Ricordare Giulietto Chiesa significa parlare di una persona che sentivo dalla stessa parte della barricata. Una persona molto diversa da me, con sensibilità, priorità e comportamenti diversi dai miei, ma che – nella complicata traversata di questa esistenza che siamo chiamati a vivere sulla terra – era indubbiamente dalla stessa parte della barricata.
Innanzitutto sul piano morale. Giulietto era in grado di indignarsi, di soffrire per le ingiustizie. Non era un cinico. La lunga militanza politica non l’aveva portato ad assumere quel tratto di realismo nichilista che sovente connota anche coloro che continuano a battersi per la giustizia. Confrontarsi con le sofferenze umane è faticoso e soffrire è faticoso. La tentazione di costruire una corazza che – magari ammantata di motivazione politiche – permetta di porre una distanza maggiore tra la sofferenza e il nostro io, è una tentazione forte, comprensibile.
Mi pare che Giulietto abbia in questo saputo mantenere una forte tensione morale, una capacità di indignarsi, di soffrire. Una capacità di restare umano.
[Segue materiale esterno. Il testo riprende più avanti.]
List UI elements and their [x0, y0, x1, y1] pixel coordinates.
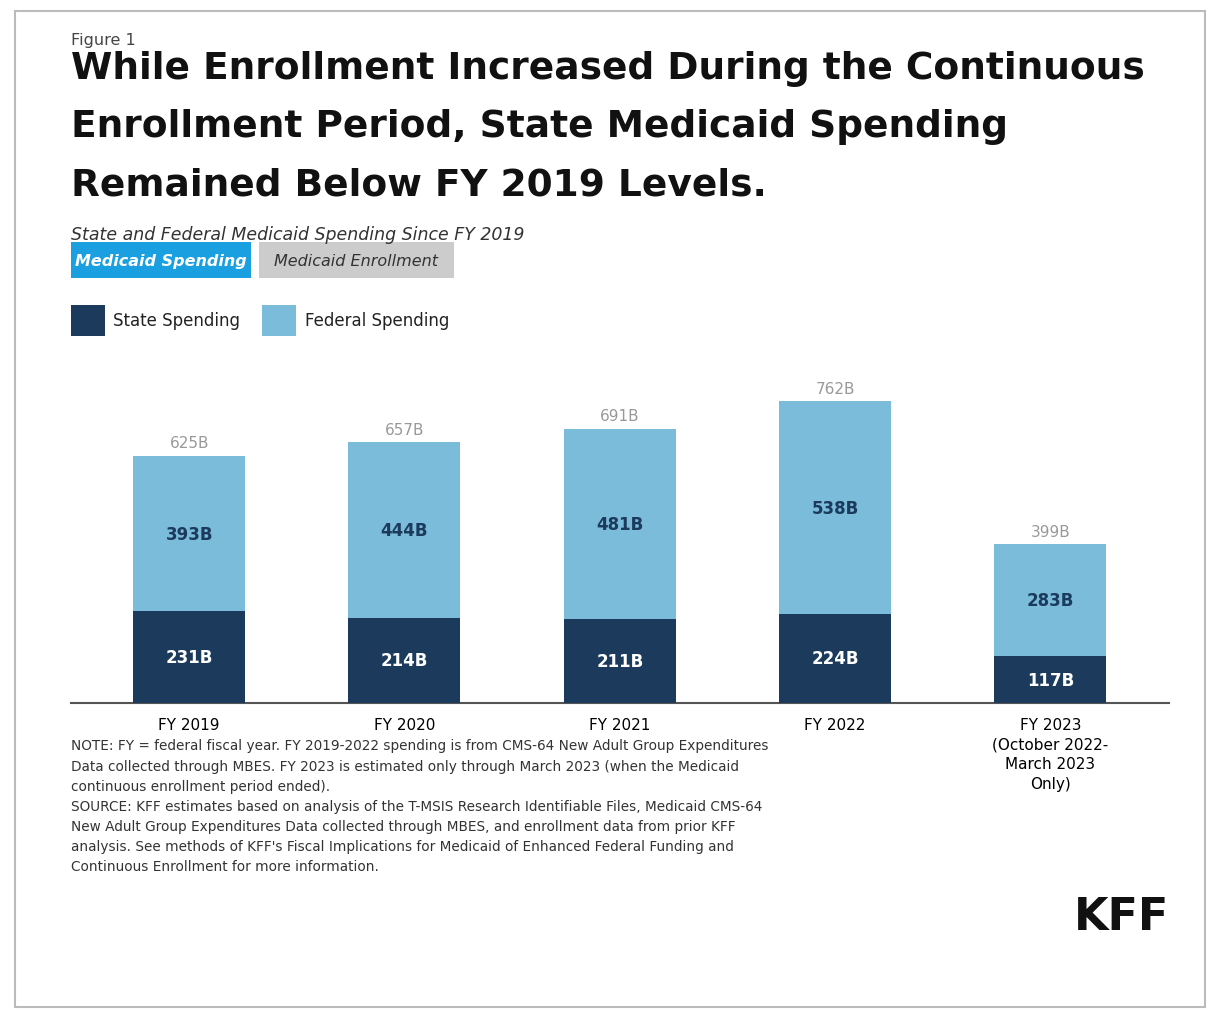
Text: 762B: 762B — [815, 381, 855, 396]
Bar — [780, 401, 891, 614]
Bar — [564, 429, 676, 620]
Text: Enrollment Period, State Medicaid Spending: Enrollment Period, State Medicaid Spendi… — [71, 109, 1008, 145]
Text: 117B: 117B — [1027, 671, 1074, 689]
Text: 657B: 657B — [384, 422, 425, 437]
Text: While Enrollment Increased During the Continuous: While Enrollment Increased During the Co… — [71, 51, 1144, 87]
Text: Medicaid Spending: Medicaid Spending — [76, 254, 246, 268]
Text: Federal Spending: Federal Spending — [305, 312, 449, 330]
Text: Remained Below FY 2019 Levels.: Remained Below FY 2019 Levels. — [71, 167, 766, 203]
Text: State and Federal Medicaid Spending Since FY 2019: State and Federal Medicaid Spending Sinc… — [71, 226, 525, 245]
Bar — [780, 614, 891, 703]
Text: Medicaid Enrollment: Medicaid Enrollment — [274, 254, 438, 268]
Text: 393B: 393B — [166, 525, 214, 543]
Text: 231B: 231B — [166, 648, 212, 666]
Bar — [133, 611, 245, 703]
Text: 211B: 211B — [597, 652, 643, 671]
Text: 214B: 214B — [381, 652, 428, 669]
Text: 399B: 399B — [1031, 525, 1070, 539]
Text: 691B: 691B — [600, 409, 639, 424]
Text: 538B: 538B — [811, 499, 859, 517]
Bar — [349, 443, 460, 619]
Bar — [994, 657, 1107, 703]
Text: 224B: 224B — [811, 650, 859, 667]
Bar — [349, 619, 460, 703]
Text: NOTE: FY = federal fiscal year. FY 2019-2022 spending is from CMS-64 New Adult G: NOTE: FY = federal fiscal year. FY 2019-… — [71, 739, 769, 873]
Bar — [133, 457, 245, 611]
Bar — [564, 620, 676, 703]
Bar — [994, 545, 1107, 657]
Text: 444B: 444B — [381, 522, 428, 540]
Text: State Spending: State Spending — [113, 312, 240, 330]
Text: 283B: 283B — [1027, 592, 1074, 609]
Text: 481B: 481B — [597, 516, 643, 534]
Text: Figure 1: Figure 1 — [71, 33, 135, 48]
Text: 625B: 625B — [170, 436, 209, 450]
Text: KFF: KFF — [1074, 896, 1169, 938]
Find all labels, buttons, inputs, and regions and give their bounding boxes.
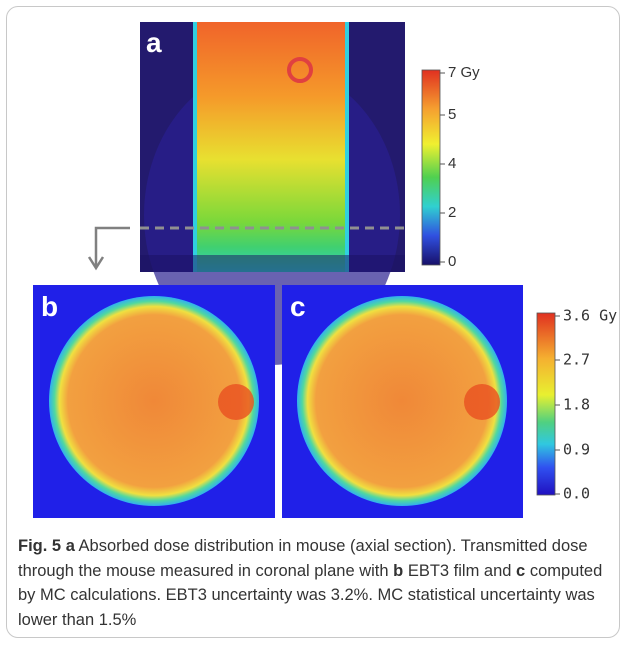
colorbar-label: 7 Gy [448,64,480,81]
hotspot [218,384,254,420]
colorbar [422,70,440,265]
colorbar-label: 2.7 [563,351,590,369]
colorbar-label: 2 [448,204,456,221]
colorbar-label: 5 [448,106,456,123]
caption-text: b [393,562,403,580]
caption-text: a [66,537,75,555]
colorbar-label: 0.0 [563,485,590,503]
dose-band [197,22,345,272]
caption: Fig. 5 a Absorbed dose distribution in m… [18,534,616,632]
colorbar-label: 3.6 Gy [563,307,617,325]
colorbar [537,313,555,495]
panel-label: b [41,291,58,322]
colorbar-label: 0.9 [563,441,590,459]
panel-label: a [146,27,162,58]
panel-label: c [290,291,306,322]
colorbar-label: 4 [448,155,456,172]
page: a 7 Gy 5 4 2 0 b c 3.6 Gy 2.7 1.8 0.9 0.0 Fig. 5… [0,0,627,645]
band-edge [193,22,197,272]
caption-text: EBT3 film and [403,562,516,580]
hotspot [464,384,500,420]
caption-text: c [516,562,525,580]
band-edge [345,22,349,272]
panel-a-bottom [140,255,405,272]
caption-text: Fig. 5 [18,537,61,555]
colorbar-label: 1.8 [563,396,590,414]
colorbar-label: 0 [448,253,456,270]
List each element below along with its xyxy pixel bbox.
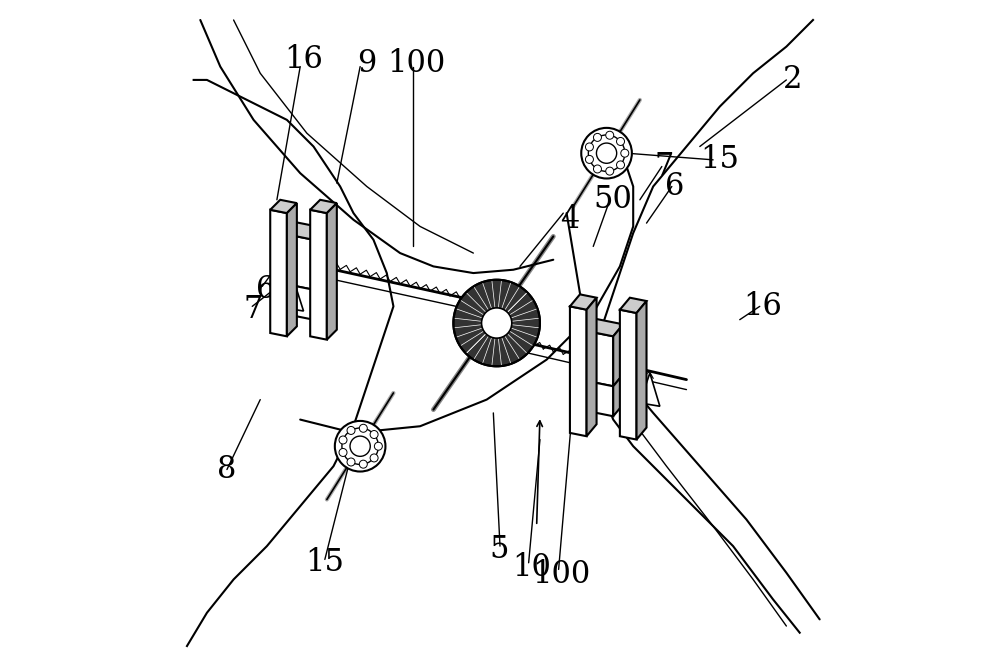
Circle shape — [593, 133, 601, 141]
Polygon shape — [280, 233, 314, 290]
Polygon shape — [310, 210, 327, 340]
Circle shape — [593, 165, 601, 173]
Polygon shape — [453, 280, 540, 366]
Polygon shape — [310, 200, 337, 213]
Text: 7: 7 — [244, 294, 263, 325]
Text: 100: 100 — [388, 48, 446, 79]
Polygon shape — [587, 298, 597, 436]
Circle shape — [342, 428, 378, 464]
Polygon shape — [570, 294, 597, 310]
Circle shape — [621, 149, 629, 157]
Text: 15: 15 — [305, 547, 344, 578]
Text: 6: 6 — [665, 171, 684, 202]
Polygon shape — [580, 380, 613, 416]
Circle shape — [585, 155, 593, 163]
Polygon shape — [620, 298, 647, 313]
Polygon shape — [613, 374, 623, 416]
Circle shape — [374, 442, 382, 450]
Circle shape — [359, 424, 367, 432]
Polygon shape — [570, 306, 587, 436]
Circle shape — [339, 448, 347, 456]
Text: 8: 8 — [217, 454, 237, 485]
Circle shape — [606, 131, 614, 139]
Circle shape — [347, 426, 355, 434]
Polygon shape — [287, 203, 297, 336]
Circle shape — [482, 308, 512, 338]
Text: 7: 7 — [654, 151, 674, 182]
Circle shape — [617, 161, 625, 169]
Polygon shape — [620, 310, 637, 440]
Polygon shape — [580, 318, 623, 336]
Text: 9: 9 — [357, 48, 376, 79]
Polygon shape — [270, 210, 287, 336]
Polygon shape — [270, 200, 297, 213]
Polygon shape — [314, 228, 324, 290]
Text: 16: 16 — [284, 45, 323, 75]
Text: 6: 6 — [256, 274, 275, 305]
Polygon shape — [637, 301, 647, 440]
Text: 10: 10 — [512, 552, 551, 583]
Polygon shape — [640, 373, 660, 406]
Circle shape — [350, 436, 370, 456]
Text: 16: 16 — [744, 291, 783, 322]
Circle shape — [347, 458, 355, 466]
Text: 15: 15 — [700, 145, 739, 175]
Polygon shape — [613, 324, 623, 386]
Circle shape — [335, 421, 385, 472]
Text: 4: 4 — [560, 204, 580, 235]
Polygon shape — [280, 283, 314, 320]
Polygon shape — [327, 203, 337, 340]
Polygon shape — [314, 278, 324, 320]
Circle shape — [596, 143, 617, 163]
Circle shape — [585, 143, 593, 151]
Polygon shape — [280, 221, 324, 240]
Circle shape — [339, 436, 347, 444]
Circle shape — [370, 454, 378, 462]
Circle shape — [617, 137, 625, 145]
Text: 100: 100 — [532, 559, 590, 589]
Polygon shape — [284, 280, 304, 311]
Text: 2: 2 — [783, 65, 803, 95]
Circle shape — [588, 135, 625, 171]
Circle shape — [606, 167, 614, 175]
Text: 5: 5 — [489, 534, 508, 565]
Text: 50: 50 — [594, 184, 633, 215]
Circle shape — [581, 128, 632, 178]
Polygon shape — [580, 330, 613, 386]
Circle shape — [359, 460, 367, 468]
Circle shape — [370, 430, 378, 438]
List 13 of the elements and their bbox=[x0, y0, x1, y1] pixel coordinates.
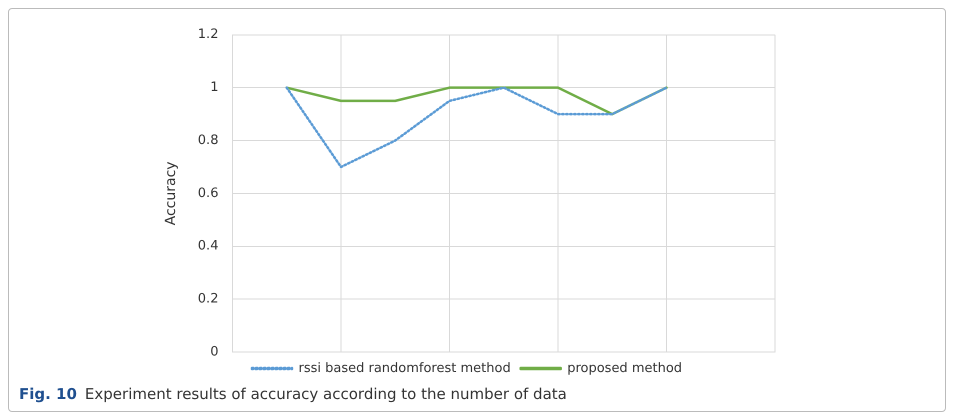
y-tick-label: 0.8 bbox=[198, 132, 218, 148]
y-tick-label: 1 bbox=[210, 80, 218, 96]
y-tick-label: 0.4 bbox=[198, 238, 218, 254]
text: Fig. 10 bbox=[19, 385, 77, 403]
text: Experiment results of accuracy according to the number of data bbox=[84, 385, 567, 403]
legend-label: proposed method bbox=[567, 360, 682, 376]
y-axis-title: Accuracy bbox=[163, 161, 180, 226]
line-series bbox=[285, 86, 668, 168]
y-tick-label: 0.6 bbox=[198, 186, 218, 201]
y-tick-label: 0.2 bbox=[198, 292, 218, 307]
legend-label: rssi based randomforest method bbox=[298, 360, 511, 376]
y-tick-label: 1.2 bbox=[198, 27, 218, 42]
y-tick-label: 0 bbox=[210, 344, 218, 360]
Non è cosa da poco e considero questo modo di approcciarsi al mondo il punto fondamentale per poterlo modificare positivamente. Non è un punto direttamente politico, è un punto metapolitico, un tratto etico e antropologico. E’ un modo di guardare al mondo che non solo ritengo essenziale ma che ho riscontrato nella coscienza di Giulietto, nel suo modo di porsi prima ancora che nelle sue realizzazioni.
In secondo luogo sul piano politico. Giulietto stava dalla parte della lotta per la libertà, contro la guerra, contro il liberismo, l’imperialismo. Ci stava in modi assai diversi dai miei, sia sul piano analitico che sul piano dei percorsi politici, ma indubbiamente Giulietto, in perfetta buonafede ha passato l’esistenza a cercare di trovare i modi più efficaci per combattere la stessa battaglia che grossomodo cerco di combattere anch’io: la lotta per la libertà e la giustizia, la lotta affinché gli uomini e le donne possano liberamente scegliere il proprio futuro, senza essere piegati e costretti dai potentati di turno.
Indubbiamente Giulietto aveva una torsione che io considero – semplificando per brevità – complottista. Avremmo potuto discutere per anni sugli errori analitici e politici che ognuno dei due attribuiva all’altro. Ma questa era comunque una dialettica tra persone che si battevano per la libertà e che – di tanto in tanto – erano in grado di riconoscere le cose buone che derivavano dalla prassi posta in essere dall’altro.
Per questo oggi piango un compagno, una persona sensibile che si batteva per le cose giuste, in primo luogo per la pace, contro la guerra e parte rilevante di questo dolore è data dalla consapevolezza che non potremmo più discutere e – perché no – litigare.
Ciao Giulietto, la terra ti sia lieve.